Questo borgo divenne il cuore pulsante dell’intero insediamento perché, in assenza di strade, tutti i collegamenti, i trasporti ed i trasferimenti avvenivano solo via mare. La marina del fiordo, unico punto d’attracco e di collegamento col mondo esterno, divenne il centro della vita commerciale e preindustriale di Furore. Le acque dello Schiatro, prima di riversi in mare, movimentavano mulini arabi, così detti perché a ruota orizzontale, una cartiera emporetica nella quale veniva utilizzata anche cellulosa di sparto e dava alla carta un colore verdognolo utilizzata in particolar modo dalle pescherie, ed una calcara, forno per la produzione della calce, utilizzata in passato in agricoltura, per l’igiene delle case, delle stalle, per biancheggiare tessuti, carta, ecc. Queste attività preindustriali erano appannaggio del clero e della nobiltà locale. Dalla sua marina partivano, per i paesi costieri cilentani, barche cariche carta, di sfarinati e di prodotti agricoli riportandone vino e olio.
Tra Praiano e Furore una roccia con le sembianze di una mamma con
il bimbo ... la gente del posto l'ha dedicata alla madonna con Gesù

Il borgo Marina, al quale ora si può accedere anche dalla strada statale attraverso l’antica scalinatella di collocamento con la parte alta di Furore, ha conservato, anche se recentemente restaurato unitamente alle strutture proto industriali, che altrimenti sarebbero andate perse sia come monumenti che come testimonianze storiche, il primitivo aspetto di borgo marinaro con la sua caratteristica architettura povera e spontanea, con le casette che, per ragioni economiche, venivano addossate le une alle altre e abbarbicate alla roccia.

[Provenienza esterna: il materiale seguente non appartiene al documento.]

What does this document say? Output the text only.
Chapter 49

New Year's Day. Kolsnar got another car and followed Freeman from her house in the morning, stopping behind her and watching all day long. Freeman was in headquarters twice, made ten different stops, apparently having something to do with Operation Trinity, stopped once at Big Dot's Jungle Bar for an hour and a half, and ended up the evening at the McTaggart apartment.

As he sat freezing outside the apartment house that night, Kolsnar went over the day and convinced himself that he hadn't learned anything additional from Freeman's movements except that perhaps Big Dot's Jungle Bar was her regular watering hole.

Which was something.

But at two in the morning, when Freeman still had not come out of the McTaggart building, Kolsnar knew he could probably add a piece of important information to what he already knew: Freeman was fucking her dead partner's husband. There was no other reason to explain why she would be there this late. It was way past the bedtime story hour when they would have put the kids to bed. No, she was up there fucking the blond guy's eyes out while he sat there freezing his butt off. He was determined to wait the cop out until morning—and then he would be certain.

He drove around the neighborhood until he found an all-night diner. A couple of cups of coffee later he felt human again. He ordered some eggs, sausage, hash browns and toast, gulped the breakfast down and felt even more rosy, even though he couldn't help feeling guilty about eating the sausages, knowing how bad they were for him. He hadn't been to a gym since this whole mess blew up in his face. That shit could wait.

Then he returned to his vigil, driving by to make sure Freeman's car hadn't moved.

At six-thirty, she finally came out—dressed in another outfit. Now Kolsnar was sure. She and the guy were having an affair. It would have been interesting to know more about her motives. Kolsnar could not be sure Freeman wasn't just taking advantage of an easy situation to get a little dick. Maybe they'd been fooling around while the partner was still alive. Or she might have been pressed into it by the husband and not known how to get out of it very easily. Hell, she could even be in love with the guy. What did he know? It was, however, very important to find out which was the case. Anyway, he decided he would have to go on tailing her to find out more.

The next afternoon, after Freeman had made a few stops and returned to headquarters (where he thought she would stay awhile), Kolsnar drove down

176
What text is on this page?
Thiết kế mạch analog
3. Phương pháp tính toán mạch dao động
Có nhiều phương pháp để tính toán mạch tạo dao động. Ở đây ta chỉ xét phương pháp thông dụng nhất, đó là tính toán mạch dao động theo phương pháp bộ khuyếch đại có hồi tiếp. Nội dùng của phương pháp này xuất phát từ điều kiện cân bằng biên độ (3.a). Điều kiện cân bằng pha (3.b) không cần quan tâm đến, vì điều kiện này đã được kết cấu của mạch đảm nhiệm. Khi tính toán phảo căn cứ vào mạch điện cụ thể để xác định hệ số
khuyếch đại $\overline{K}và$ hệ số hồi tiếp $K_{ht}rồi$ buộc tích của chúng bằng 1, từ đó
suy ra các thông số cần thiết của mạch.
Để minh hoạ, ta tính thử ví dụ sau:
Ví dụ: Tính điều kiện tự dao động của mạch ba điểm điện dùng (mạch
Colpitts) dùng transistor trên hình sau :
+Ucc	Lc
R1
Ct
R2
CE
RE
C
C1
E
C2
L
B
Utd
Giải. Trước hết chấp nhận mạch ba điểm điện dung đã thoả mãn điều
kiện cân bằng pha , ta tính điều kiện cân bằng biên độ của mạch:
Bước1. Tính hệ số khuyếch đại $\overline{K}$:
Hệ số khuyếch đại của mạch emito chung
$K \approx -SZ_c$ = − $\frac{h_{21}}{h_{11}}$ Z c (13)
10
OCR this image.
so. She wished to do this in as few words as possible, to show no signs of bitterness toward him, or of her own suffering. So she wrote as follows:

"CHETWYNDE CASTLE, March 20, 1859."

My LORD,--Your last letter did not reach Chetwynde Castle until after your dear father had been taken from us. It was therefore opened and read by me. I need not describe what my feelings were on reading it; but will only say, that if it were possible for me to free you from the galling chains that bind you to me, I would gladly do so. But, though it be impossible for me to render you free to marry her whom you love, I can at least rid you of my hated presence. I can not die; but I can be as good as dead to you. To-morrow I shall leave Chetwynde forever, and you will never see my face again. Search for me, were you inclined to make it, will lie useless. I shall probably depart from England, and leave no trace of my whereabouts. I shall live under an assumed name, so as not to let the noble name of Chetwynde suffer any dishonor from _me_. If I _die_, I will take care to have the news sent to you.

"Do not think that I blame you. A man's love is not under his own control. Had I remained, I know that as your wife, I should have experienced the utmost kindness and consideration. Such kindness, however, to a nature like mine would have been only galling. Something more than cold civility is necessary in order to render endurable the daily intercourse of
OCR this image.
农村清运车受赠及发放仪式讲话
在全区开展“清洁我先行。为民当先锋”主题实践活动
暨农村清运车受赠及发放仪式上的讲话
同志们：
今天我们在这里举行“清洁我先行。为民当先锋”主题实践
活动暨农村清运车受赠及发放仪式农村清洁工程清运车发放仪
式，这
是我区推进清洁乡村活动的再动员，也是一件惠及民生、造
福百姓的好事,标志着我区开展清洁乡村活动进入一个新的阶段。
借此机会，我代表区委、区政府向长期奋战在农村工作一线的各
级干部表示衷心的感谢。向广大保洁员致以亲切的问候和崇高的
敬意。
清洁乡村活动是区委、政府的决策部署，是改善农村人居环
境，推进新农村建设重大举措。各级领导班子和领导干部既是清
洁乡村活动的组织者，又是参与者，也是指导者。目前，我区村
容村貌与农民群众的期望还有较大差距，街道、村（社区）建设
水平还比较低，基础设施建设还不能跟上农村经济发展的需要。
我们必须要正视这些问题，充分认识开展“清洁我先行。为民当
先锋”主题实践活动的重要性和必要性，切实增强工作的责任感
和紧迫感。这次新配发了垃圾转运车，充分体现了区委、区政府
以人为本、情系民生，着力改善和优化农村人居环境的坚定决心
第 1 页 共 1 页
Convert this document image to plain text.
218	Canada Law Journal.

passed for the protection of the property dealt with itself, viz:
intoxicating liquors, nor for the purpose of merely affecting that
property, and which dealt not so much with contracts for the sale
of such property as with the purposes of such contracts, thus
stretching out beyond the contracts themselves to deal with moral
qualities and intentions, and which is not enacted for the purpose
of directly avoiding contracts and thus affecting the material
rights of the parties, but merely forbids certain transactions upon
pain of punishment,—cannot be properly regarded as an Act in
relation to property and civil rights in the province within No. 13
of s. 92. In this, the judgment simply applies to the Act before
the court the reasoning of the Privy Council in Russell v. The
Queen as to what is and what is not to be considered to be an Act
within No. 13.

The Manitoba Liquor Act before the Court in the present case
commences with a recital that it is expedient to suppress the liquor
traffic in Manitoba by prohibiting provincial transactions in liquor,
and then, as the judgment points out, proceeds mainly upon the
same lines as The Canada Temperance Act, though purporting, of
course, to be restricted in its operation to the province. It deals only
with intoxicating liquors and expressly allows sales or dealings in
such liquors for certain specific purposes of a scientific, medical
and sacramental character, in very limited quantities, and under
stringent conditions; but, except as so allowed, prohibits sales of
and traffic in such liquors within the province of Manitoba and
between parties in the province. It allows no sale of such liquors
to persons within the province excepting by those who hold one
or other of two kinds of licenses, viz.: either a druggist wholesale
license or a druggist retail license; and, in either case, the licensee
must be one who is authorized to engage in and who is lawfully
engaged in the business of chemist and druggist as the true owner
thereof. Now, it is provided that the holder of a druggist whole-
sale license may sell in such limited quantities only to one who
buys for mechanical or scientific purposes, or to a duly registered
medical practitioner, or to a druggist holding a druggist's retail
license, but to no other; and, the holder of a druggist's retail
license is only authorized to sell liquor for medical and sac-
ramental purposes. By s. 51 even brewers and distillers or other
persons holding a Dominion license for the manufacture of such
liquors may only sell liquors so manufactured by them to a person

            Oggi Furore è famosa per il suo fiordo, per la bontà dei suoi vini che hanno ottenuto, ben meritatamente, la denominazione d’origine controllata e perché una delle sedi per le gare sportive internazionali di tuffi da grande altezza che avvengono proprio dal suo ponte e richiamano sempre un gran numero di appassionati e di cultori di questo sport.